It’s the age of doubt/ And I doubt we’ll figure it out / Is it you or is it me? / The age of anxiety (Are you talking to me?) Voilà la première strophe de la première chanson du sixième album studio d’Arcade Fire, formation phare de Montréal comme chacun sait, et dont les membres sont aujourd’hui dispersés sur les continents nord-américain et européen.
Ainsi, en 2022, Arcade Fire s’exprime à l’ère de l’inquiétude. Ainsi, Arcade Fire évoque très clairement le déclin de l’empire américain. Comme nous tous, Arcade Fire attend l’éclair et la lumière, sans obtenir de réponse. Arcade Fire n’a alors d’autre choix que de s’en remettre à l’amour inconditionnel des êtres soudés dans l’adversité. Arcade Fire conclut cet opus dans le refuge d’un nous des gens qui s’aiment dans la conjoncture actuelle, thème central de l’album. Parfaitement conscients de la régression historique mondiale sur laquelle nous ramons actuellement, les leaders du groupe en expriment poétiquement les fractures, les sombres perspectives… et un espoir plutôt mince dans la fraternité de communautés encore vibrantes malgré tout.
Coréalisé par Win Butler et Régine Chassagne avec le concert de Nigel Godrich, à qui l’on doit les albums de Radiohead et plusieurs autres, notamment le meilleur album de Paul McCartney au cours des dernières décennies (Chaos and Creation in the Backyard), cet opus se veut d’abord un retour aux valeurs premières du supergroupe.

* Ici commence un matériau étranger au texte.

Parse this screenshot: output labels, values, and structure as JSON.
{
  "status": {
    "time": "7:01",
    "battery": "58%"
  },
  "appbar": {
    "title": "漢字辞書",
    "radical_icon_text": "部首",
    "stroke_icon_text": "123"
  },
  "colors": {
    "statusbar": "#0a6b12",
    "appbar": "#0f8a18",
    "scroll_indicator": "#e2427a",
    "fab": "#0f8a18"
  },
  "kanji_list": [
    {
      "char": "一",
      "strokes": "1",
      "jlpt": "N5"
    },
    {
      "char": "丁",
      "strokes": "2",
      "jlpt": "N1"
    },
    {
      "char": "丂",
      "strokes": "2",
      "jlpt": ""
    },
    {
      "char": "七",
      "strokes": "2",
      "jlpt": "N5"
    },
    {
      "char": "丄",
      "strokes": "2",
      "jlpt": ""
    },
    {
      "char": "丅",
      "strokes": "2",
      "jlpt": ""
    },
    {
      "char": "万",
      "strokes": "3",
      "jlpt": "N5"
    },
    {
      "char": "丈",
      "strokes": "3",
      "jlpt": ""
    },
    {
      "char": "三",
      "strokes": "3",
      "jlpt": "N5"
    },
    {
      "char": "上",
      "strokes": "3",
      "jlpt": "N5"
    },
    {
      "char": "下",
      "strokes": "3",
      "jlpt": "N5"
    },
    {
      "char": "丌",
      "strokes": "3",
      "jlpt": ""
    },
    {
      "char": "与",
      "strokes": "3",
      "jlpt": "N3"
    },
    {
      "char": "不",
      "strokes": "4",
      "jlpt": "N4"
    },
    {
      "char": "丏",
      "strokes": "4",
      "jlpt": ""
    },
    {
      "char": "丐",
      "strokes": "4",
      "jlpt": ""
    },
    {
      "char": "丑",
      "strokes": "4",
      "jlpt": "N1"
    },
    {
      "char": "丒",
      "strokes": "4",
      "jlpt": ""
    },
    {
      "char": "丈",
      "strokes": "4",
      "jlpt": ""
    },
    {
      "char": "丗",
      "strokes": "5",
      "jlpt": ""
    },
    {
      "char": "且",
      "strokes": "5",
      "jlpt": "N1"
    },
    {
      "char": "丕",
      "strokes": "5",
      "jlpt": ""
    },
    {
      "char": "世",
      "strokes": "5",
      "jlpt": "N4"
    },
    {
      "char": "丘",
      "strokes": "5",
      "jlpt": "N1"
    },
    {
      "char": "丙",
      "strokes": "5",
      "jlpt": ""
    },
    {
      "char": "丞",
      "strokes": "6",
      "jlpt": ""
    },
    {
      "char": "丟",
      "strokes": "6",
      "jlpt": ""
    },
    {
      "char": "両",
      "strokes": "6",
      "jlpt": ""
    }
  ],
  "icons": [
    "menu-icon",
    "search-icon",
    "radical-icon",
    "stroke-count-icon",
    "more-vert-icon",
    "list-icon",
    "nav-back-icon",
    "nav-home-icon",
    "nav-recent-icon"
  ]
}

Aux côtés de Nigel Godrich, on aurait pu s’attendre à d’importantes avancées formelles, des sons inédits, de nouveaux espaces sonores investis. Mais Arcade Fire n’est pas Radiohead et Nigel Godrich a probablement saisi qu’il fallait servir le fameux band plutôt que de le pousser à se surpasser conceptuellement. Le groupe de Win et Régine cherche d’abord à faire des chansons percutantes, très souvent construites à la manière d’hymnes fédérateurs comme c’est le cas depuis Funeral, sorti en 2004.
On observe plutôt le polissage des genres constitutifs du son Arcade Fire : indie rock, folk rock, indietronica, dance-punk, arrangements de cordes et instruments à vent, évocations de la new wave ou de mentors tels David Byrne, David Bowie ou Bruce Springsteen. Mais surtout, on retrouve l’identité première du fameux band à travers quelques titres clés, ces fameuses apothéoses chansonnières précédées d’une montée dramatique.
En somme, les qualités premières sont bien présentes et rassureront les fans désireux de retrouver le groupe de leur jeunesse au tournant du millénaire. Les autres reconnaîtront qu’Arcade Fire a fait du Arcade Fire avec intensité et conviction… sans bouleverser quoi que ce soit de ce qu’on en connaît.